Should women stop taking hormone replacement therapy after menopause and, if so, when?
By Wendy Haaf
Most women who take hormone replacement therapy (HRT) begin doing so during the period leading up to menopause to help ease symptoms such as hot flashes (which can be extremely bothersome and disruptive), night sweats, disturbed sleep, and mood swings. Estrogen is the main component of hormone therapy (also called menopausal hormone therapy), but since it increases the risk for uterine cancer, women who haven’t undergone a hysterectomy need to combine it with progesterone to reduce that risk.

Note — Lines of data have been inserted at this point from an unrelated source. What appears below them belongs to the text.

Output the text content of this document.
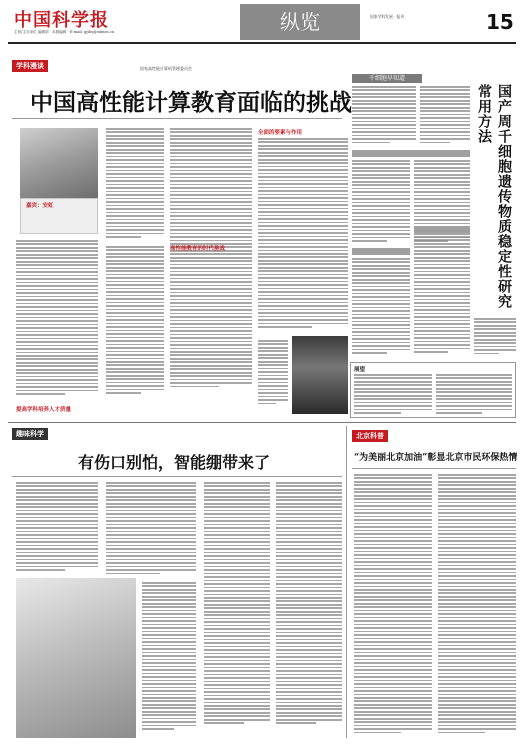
中国科学报
主管/主办单位 编辑部 · 本版编辑 · E-mail: gjtbs@stimes.cn	纵览	国家学科发展 · 报刊	15
学科漫谈	国家高性能计算机管理委员会
中国高性能计算教育面临的挑战
嘉宾：安虹
提高学科培养人才质量
高性能教育的时代挑战
全面的要素与作用
千细胞早知道
国产周千细胞遗传物质稳定性研究常用方法
展望
趣味科学
有伤口别怕，智能绷带来了
北京科普
“为美丽北京加油”彰显北京市民环保热情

A woman’s decision about whether to discontinue HRT and if so, when, should be based on a discussion with her doctor, “going over the risks and benefits of longterm prescription and making sure there are no absolute contraindications to taking the medication,” says Dr. Wendy Wolfman, the director of the Menopause Clinic at Mount Sinai Hospital in Toronto. Contraindications include a history of breast or estrogen-dependent cancer, active cardiovascular disease, active stroke, liver disease, and unexplained uterine bleeding.
Among the benefits of continuing HRT is its potential to prevent bone loss. This may be an important consideration if you know you’re at a greater-thanaverage risk for osteoporosis and the potentially disabling fractures associated with the condition.
The main drawback of estrogen/progesterone hormone therapy is that there’s a slight increase in the risk for breast cancer—a risk that is thought to rise the longer a woman takes HRT. “The degree of actual risk is a bit controversial,” Wolfman says. She cites the Women’s Health Initiative, the largest randomized controlled trial: after 5.2 years, among both those taking estrogen alone and those taking estrogen and progesterone, “the risk was eight additional breast cancer cases in 10,000 women.
Even 20 years after stopping HRT, the women who took the continuous combined estrogen and progesterone therapy for 5.2 years still had a slightly increased risk for breast cancer.” By comparison, one small glass of wine a day is linked to one additional case of breast cancer per 100 women. At the same time, “there was no difference in the incidence of death, so you have to put the numbers in context,” she adds. Among women who took estrogen only, the rate of breast cancer was 20 per cent lower than among women who didn’t take HRT.
Age is also part of the equation. “Mostly, for women in their 50s, we think the benefits outweigh the risks,” Wolfman says. “In your 60s, as long as you have no absolute contraindications, it’s pretty neutral. In your 70s, there’s more risk for stroke, especially with higher doses of therapy and oral medications, as opposed to the patch.”
Then there’s the question of whether your symptoms will come back when you try to decrease the dose you’re taking (after you’ve discussed doing so with your doctor, of course) and, if so, how big an effect that will have on your quality of life.
In the end, Wolfman says, “each woman has to make her own decision.” Take that eight-in-10,000 figure. “Some women will say ‘Oh, that’s nothing.’ And another will say ‘I’m not doing that.’ It’s basically a decision between the doctor and the patient based on whether the patient feels that the benefits outweigh the risks.”